Meta rivela occhiali AI avanzati, superando in popolarità tra i consumatori i visori per realtà virtuale
Meta Platforms ha presentato martedì (23) una nuova generazione di occhiali intelligenti che incorporano un assistente di intelligenza artificiale. Questo lancio segna un progresso nei dispositivi indossabili dell’azienda.
Sviluppata in una partnership strategica con EssilorLuxottica, la nuova collezione espande le funzionalità dei modelli di occhiali AI esistenti di Meta. La nuova linea comprende diversi formati e una palette di colori rinnovata, con prezzi di partenza fissati a 299 dollari.
Tra le opzioni di montatura disponibili, una si distingue perché è stata realizzata in collaborazione diretta con l’influencer e modella Kylie Jenner, aggiungendo un tocco di design e appeal fashion.
Gli utenti dei nuovi occhiali potranno attivare l’intelligenza artificiale con un semplice tocco di un pulsante situato sulla montatura. Il dispositivo consente inoltre di effettuare telefonate, riprodurre musica e interagire tramite comandi vocali, offrendo un’ampia gamma di funzionalità connesse.
Una caratteristica importante è la compatibilità degli occhiali con le lenti da vista, soddisfacendo le esigenze dei diversi consumatori. La disponibilità è iniziata martedì tramite il sito Meta e presso punti vendita come LensCrafters, Sunglass Hut, Best Buy, Amazon e altre catene di vendita al dettaglio selezionate.
Questo lancio rientra nella strategia di diversificazione di Meta, che ha investito su più fronti per rafforzare la propria posizione nel mercato delle infrastrutture di intelligenza artificiale. L’azienda cerca di competere direttamente con i colossi del settore, come Anthropic e Alphabet, ampliando il proprio ecosistema di prodotti e servizi.

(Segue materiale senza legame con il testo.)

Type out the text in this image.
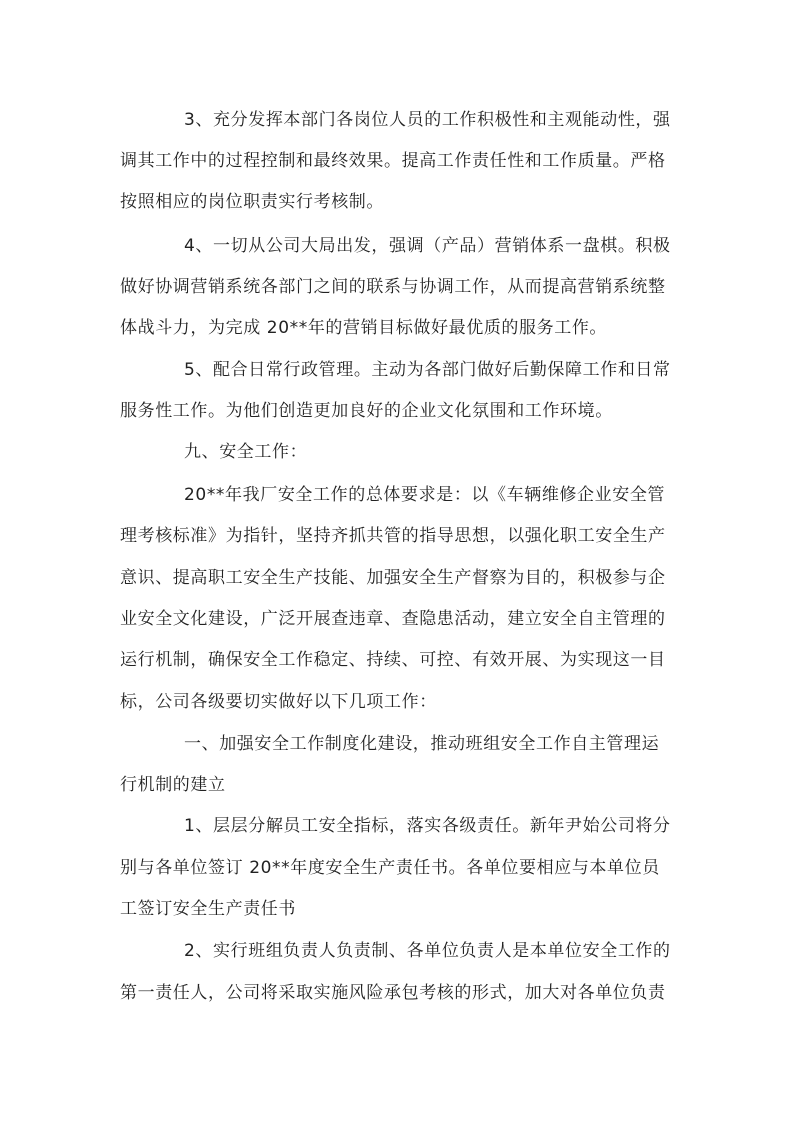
3、充分发挥本部门各岗位人员的工作积极性和主观能动性，强
调其工作中的过程控制和最终效果。提高工作责任性和工作质量。严格
按照相应的岗位职责实行考核制。
4、一切从公司大局出发，强调（产品）营销体系一盘棋。积极
做好协调营销系统各部门之间的联系与协调工作，从而提高营销系统整
体战斗力，为完成 20**年的营销目标做好最优质的服务工作。
5、配合日常行政管理。主动为各部门做好后勤保障工作和日常
服务性工作。为他们创造更加良好的企业文化氛围和工作环境。
九、安全工作：
20**年我厂安全工作的总体要求是：以《车辆维修企业安全管
理考核标准》为指针，坚持齐抓共管的指导思想，以强化职工安全生产
意识、提高职工安全生产技能、加强安全生产督察为目的，积极参与企
业安全文化建设，广泛开展查违章、查隐患活动，建立安全自主管理的
运行机制，确保安全工作稳定、持续、可控、有效开展、为实现这一目
标，公司各级要切实做好以下几项工作：
一、加强安全工作制度化建设，推动班组安全工作自主管理运
行机制的建立
1、层层分解员工安全指标，落实各级责任。新年尹始公司将分
别与各单位签订 20**年度安全生产责任书。各单位要相应与本单位员
工签订安全生产责任书
2、实行班组负责人负责制、各单位负责人是本单位安全工作的
第一责任人，公司将采取实施风险承包考核的形式，加大对各单位负责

Gli occhiali intelligenti hanno guadagnato più spazio tra i consumatori rispetto ai visori per la realtà virtuale, altro ambito di forte investimento da parte di Meta. Nel 2025, l’azienda ha registrato vendite per 7,3 milioni di unità di occhiali intelligenti Ray-Ban Meta, un volume che ha superato il numero totale di visori per realtà virtuale venduti in qualsiasi anno precedente, indicando una solida accettazione della tecnologia indossabile nel mercato.